Am Anfang steht den Zellen die Welt offen. Alles können sie werden, von der Nervenzelle bis hin zu Muskel- oder Fettzellen. Dann werden im Laufe der Entwicklung aus den embryonalen Stammzellen Vorläuferzellen, die sich nur noch zu einer begrenzten Bandbreite von Zellentypen ausbilden können. Am Ende müssen sie sich für einen Zelltyp entscheiden, zum Beispiel Fettzellen. Bestimmte Proteine greifen in frühe Stadien der Zellentwicklung ein und wirken hier wie Schalter. In ihrer Abwesenheit differenzieren sich beispielsweise auch als Muskelzellen bestimmte Zellen zu Fettzellen.
Am Anfang der Zellentwicklung steht die embryonale Stammzelle, aus der sich noch alle Zelltypen entwickeln können. Die daraus entstehenden Vorläuferzellen bilden nur noch ein begrenztes Repertoire an Zellen. Beteiligt an der Zelldifferenzierung ist eine Proteinfamilie mit bislang 18 bekannten Mitgliedern, die den Molekularbiologen als Wnts (ausgesprochen wints) bekannt sind. Etwas Besonderes ist diese Proteingruppe an sich nicht, denn sie kommt in allen Tierarten vor, was vielmehr für ihren universellen Charakter spricht. Die Proteine regulieren die komplizierten genetischen und biochemischen Veränderungen, die während der Embryonalentwicklung stattfinden. Die Beteiligung von Wnts an frühen Phasen der Zellentwicklung ist den Wissenschaftlern schon länger bekannt. Aber Ormand A. MacDougald und sein Team von der Medical School der University of Michigan haben die Schalterproteine nun erstmals mit der Differenzierung zu Fettzellen in Verbindung gebracht.

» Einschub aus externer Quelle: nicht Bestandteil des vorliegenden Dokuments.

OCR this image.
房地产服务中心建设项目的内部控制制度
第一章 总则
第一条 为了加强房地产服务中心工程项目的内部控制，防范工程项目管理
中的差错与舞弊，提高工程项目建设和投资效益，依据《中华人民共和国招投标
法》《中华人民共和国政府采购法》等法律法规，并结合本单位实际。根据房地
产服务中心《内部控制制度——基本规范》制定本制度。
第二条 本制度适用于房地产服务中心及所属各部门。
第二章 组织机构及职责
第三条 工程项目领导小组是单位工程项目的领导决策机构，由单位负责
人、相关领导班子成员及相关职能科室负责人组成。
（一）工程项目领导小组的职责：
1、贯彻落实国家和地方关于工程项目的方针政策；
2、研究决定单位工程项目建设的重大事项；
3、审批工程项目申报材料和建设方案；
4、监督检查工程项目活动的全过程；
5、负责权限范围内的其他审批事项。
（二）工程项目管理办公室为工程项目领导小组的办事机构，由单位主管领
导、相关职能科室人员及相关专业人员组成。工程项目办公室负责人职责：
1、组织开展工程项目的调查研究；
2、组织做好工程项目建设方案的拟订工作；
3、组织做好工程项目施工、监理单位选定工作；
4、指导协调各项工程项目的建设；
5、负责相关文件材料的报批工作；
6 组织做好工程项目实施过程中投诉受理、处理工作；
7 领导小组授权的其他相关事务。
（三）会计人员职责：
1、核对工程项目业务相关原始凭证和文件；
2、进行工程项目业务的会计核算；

Die Proteine der Wnt-Familie sind an einem Signalweg beteiligt, indem sie an einen Rezeptor der Zellmembran binden und hierüber im Zellinneren eine Kaskade von biochemischen Signalen in Gang setzen. Schließlich endet der Signalweg im Zellkern und schaltet über zwei so genannte Transkriptionsfaktoren – C/EBP alpha und PPAR gamma – die Entwicklung von Fettzellen an. Beziehungsweise schaltete sie nicht an, denn das Protein Wnt 10b hemmt die Bildung der beiden Transkriptionsfaktoren und somit auch die Fettzellentwicklung. Aus diesem Grunde kann man das spezielle Protein als einen molekularen Schalter betrachten. Ist er angeschaltet, können sich keine Fettzellen entwickeln. Steht er hingegen auf aus, dann können sogar Muskelzellen ihren Typ verändern. MacDougald demonstrierte die Rolle von Wnt in diesem Entwicklungsprozess, indem er das Protein spezifisch blockierte. Nach ein paar Tage wandelten sich Myoblasten – die Vorläuferzellen von Muskelzellen –, die sich schon auf den Weg zur Muskelzelle gemacht hatte, spontan zu Fettzellen um. Dies legt den Schluss nahe, dass aktive Signale von Wnt nötig sind, um die Entwicklung zur Muskelzelle aufrecht zu erhalten.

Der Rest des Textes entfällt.